The standard calculation is limited. The assumption about what velocity the gas is accelerated to after the bullet clears the muzzle is usually fixed. SAAMI uses approximations that are multiples of muzzle velocity. But a moment's thought will reveal that the higher the muzzle pressure is, the greater the actual gas velocity will be. It will change with powder quantity and barrel length. This determines "rocket effect" or "after-effect" (meaning after the bullet has got out). It's also the reason a muzzle brake works with a heavy load: it lets the gas pressure release in a direction that is not forward, and thus the recoil portion due to rocket effect is reduced. But when you shoot mild, low pressure loads, the brake doesn't make much apparent difference.

Another factor not considered is that muzzle velocity as measured includes some acceleration of the bullet by muzzle blast for a short distance after it clears the muzzle. Harold Vaughn measured a .270 Winchester picking up 84 fps out of about 2800 fps from muzzle blast. About 3%. I looked at a continuous Doppler radar readout of a 40 S&W fired from a 4" barrel, and it gained about 35 fps out of 1050 fps after clearing the muzzle, so it happens with pistols, too. That part of the bullet's momentum should be discounted in the recoil calculation, but it isn't. And it's another factor that changes with muzzle pressure.

Felt recoil is a whole other animal. Jeff Cooper taught pulling a rifle hard into the shoulder to minimize this, and it works. It causes a portion of the body mass to be tied to the rifle firmly enough that the recoil is accelerating that body mass as well as the rifle mass. Despite the equal and opposite momentum, accelerating that larger total mass reduces the recoil velocity of the rifle, and since recoil energy is proportional to the square of velocity, it reduces the recoil energy as the inverse of the square of that velocity difference. You still feel it just fine, but the energy determines much of what the smack to the body feels like. If you don't believe it, fire a rifle held hard into the shoulder, then again with a little gap to the shoulder. A sixteenth of an inch is enough. Caution: don't try this with a hard recoiling magnum.

Another factor in felt recoil is psychological. A lot of people feel the old 1911 in .45 Auto kicks like a mule. Well, fire a dozen full power rounds of 44 Magnum, then pick up the 1911 and tell me it still feels like it recoils hard. It won't. What most people are really experiencing is a startle response to the muzzle disturbance in conjunction with the noise and suddenness of the event. 1911 equal and opposite momentum is transferred to the wrist first by direct recoil, then by the slide slamming into the frame, and then even more as the slide is pushed forward by the recoil spring. It doesn't stop jumping up until the slide locks the barrel up, at which point it transfers its momentum from the recoil spring pushing the slide forward back into the frame, which actually helps move the sights back down on the target. But how high the sights jump altogether still gives the impression of a lot of recoil when it isn't anything special.
 

Nosler guy

New member
I notice a substantial difference in felt recoil between h1000 and retumbo, same bullet, same rifle and similar velocities. Retumbo wins the mares leg competition every time.
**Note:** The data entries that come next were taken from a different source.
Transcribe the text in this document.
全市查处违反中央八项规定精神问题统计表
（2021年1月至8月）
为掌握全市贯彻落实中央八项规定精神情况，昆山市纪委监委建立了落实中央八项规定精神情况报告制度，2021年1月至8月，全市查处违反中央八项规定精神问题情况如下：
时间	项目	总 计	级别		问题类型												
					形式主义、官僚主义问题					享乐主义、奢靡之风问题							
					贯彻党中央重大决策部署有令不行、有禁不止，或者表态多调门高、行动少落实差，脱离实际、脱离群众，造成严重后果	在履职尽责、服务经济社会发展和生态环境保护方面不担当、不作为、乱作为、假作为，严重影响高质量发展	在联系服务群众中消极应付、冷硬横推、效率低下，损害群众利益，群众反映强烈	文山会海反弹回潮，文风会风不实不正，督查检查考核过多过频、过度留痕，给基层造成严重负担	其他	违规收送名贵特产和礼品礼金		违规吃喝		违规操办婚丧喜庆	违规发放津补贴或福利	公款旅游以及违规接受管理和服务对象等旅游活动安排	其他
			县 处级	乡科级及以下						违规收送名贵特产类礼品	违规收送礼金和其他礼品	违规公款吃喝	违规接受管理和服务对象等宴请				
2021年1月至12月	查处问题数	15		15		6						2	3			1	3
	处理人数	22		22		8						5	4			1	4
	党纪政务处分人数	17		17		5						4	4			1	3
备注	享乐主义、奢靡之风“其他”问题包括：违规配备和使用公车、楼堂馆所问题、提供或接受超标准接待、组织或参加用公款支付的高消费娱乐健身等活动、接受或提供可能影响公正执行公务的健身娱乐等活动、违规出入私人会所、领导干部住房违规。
Sent from my SM-N920V using Tapatalk
 

ZenShot

New member
Bullseye feels harsher to me than Universal. The harshness with Bullseye is more like a vibration pulse than a "push" type of feel with Universal.
 

briandg

New member
In the really early years,people who grew up shooting the .38 calibers thought that .45 hurt. Years later, the .357, .44, and such hurt. Then along came the contender came out with rifle cartridges, then the casull and larger, recoil has reached new levels Nd the .45 is thought to be modest at best.